Author : Robert Doyle Bullard
Publisher : South End Press
Page : 256 pages
File Size : 20,75 MB
Release : 2004
Category : Local transit
ISBN : 9780896087040
Publisher Description
Author : Robert W. Poole
Publisher : University of Chicago Press
Page : 376 pages
File Size : 18,62 MB
Release : 2018-08-03
Category : Business & Economics
ISBN : 022655760X
A transportation expert makes a provocative case for changing the nation’s approach to highways, offering “bold, innovative thinking on infrastructure” (Rick Geddes, Cornell University). Americans spend hours every day sitting in traffic. And the roads they idle on are often rough and potholed, with exits, tunnels, guardrails, and bridges in terrible disrepair. According to transportation expert Robert Poole, this congestion and deterioration are outcomes of the way America manages its highways.
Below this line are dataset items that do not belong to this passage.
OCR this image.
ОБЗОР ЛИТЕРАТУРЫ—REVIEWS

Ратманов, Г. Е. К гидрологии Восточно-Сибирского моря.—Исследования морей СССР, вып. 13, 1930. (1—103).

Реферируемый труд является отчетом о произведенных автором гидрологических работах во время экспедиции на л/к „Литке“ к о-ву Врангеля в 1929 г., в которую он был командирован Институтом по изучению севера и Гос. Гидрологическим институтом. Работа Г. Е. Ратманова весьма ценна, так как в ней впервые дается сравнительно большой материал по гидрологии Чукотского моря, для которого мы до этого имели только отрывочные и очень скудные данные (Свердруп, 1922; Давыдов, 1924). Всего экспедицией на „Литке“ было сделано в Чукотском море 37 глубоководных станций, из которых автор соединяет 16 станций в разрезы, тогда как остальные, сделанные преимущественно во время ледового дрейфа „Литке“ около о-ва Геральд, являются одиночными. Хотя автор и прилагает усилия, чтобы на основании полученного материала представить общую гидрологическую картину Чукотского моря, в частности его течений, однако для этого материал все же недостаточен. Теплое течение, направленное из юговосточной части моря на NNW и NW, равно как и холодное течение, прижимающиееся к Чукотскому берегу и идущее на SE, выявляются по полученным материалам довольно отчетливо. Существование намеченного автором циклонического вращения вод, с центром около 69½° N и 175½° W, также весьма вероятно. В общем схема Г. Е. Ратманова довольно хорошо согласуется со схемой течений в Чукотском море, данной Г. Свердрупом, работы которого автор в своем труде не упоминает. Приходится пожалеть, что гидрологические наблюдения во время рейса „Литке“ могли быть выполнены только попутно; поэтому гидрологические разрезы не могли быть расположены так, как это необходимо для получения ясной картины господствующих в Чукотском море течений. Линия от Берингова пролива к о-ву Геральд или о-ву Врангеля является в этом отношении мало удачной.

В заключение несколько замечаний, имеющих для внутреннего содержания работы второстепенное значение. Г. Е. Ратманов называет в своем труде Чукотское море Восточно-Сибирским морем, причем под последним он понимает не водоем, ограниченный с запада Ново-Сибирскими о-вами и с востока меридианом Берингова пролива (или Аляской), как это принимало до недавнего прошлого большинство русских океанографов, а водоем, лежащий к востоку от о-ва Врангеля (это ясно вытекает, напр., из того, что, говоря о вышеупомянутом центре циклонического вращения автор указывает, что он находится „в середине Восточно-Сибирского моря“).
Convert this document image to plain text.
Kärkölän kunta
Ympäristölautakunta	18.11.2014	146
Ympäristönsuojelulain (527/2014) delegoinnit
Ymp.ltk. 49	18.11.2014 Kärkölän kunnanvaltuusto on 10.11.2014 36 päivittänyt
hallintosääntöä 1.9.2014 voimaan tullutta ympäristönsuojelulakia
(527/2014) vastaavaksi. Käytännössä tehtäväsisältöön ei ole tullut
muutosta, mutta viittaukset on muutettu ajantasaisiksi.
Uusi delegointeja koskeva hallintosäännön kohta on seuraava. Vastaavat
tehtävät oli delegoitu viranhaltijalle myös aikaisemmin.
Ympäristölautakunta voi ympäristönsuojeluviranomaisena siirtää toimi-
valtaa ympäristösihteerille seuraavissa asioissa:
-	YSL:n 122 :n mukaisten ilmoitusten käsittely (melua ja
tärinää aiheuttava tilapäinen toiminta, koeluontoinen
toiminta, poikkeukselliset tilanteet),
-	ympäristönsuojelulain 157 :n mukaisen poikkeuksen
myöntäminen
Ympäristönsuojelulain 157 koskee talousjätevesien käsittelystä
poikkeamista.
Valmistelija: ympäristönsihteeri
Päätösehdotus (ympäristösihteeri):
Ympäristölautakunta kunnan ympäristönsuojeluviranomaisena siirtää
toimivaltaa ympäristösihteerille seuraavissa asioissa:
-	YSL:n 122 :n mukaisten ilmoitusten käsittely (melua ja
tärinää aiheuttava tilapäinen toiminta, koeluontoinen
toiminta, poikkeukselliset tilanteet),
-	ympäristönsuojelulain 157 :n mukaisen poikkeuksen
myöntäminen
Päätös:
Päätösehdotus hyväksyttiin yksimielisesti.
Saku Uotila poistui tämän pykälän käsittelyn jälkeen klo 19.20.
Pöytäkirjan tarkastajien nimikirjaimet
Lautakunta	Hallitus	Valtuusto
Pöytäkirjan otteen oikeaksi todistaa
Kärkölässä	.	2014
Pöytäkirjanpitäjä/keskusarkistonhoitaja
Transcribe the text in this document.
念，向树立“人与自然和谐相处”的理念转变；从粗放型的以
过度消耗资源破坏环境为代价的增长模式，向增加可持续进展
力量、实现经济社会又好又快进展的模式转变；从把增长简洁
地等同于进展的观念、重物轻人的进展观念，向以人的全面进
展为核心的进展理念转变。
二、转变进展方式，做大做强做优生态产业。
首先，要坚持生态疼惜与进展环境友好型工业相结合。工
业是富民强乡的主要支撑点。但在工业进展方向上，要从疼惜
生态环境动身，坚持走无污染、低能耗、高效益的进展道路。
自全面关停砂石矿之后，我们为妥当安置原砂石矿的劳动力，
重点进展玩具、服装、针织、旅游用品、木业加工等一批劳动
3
Our twentieth-century model overly politicizes highway investment decisions, short-changing maintenance and often investing in projects whose costs exceed their benefits. In Rethinking America’s Highways, Poole examines how our current model of state-owned highways came about and why it is failing to satisfy its customers. He argues for a new model that treats highways themselves as public utilities—like electricity, telephones, and water supply. If highways were provided commercially, Poole argues, people would pay for highways based on how much they used, and the companies would issue revenue bonds to invest in facilities people were willing to pay for. Arguing for highway investments to be motivated by economic rather than political factors, this book makes a carefully-reasoned and well-documented case for a new approach to highways.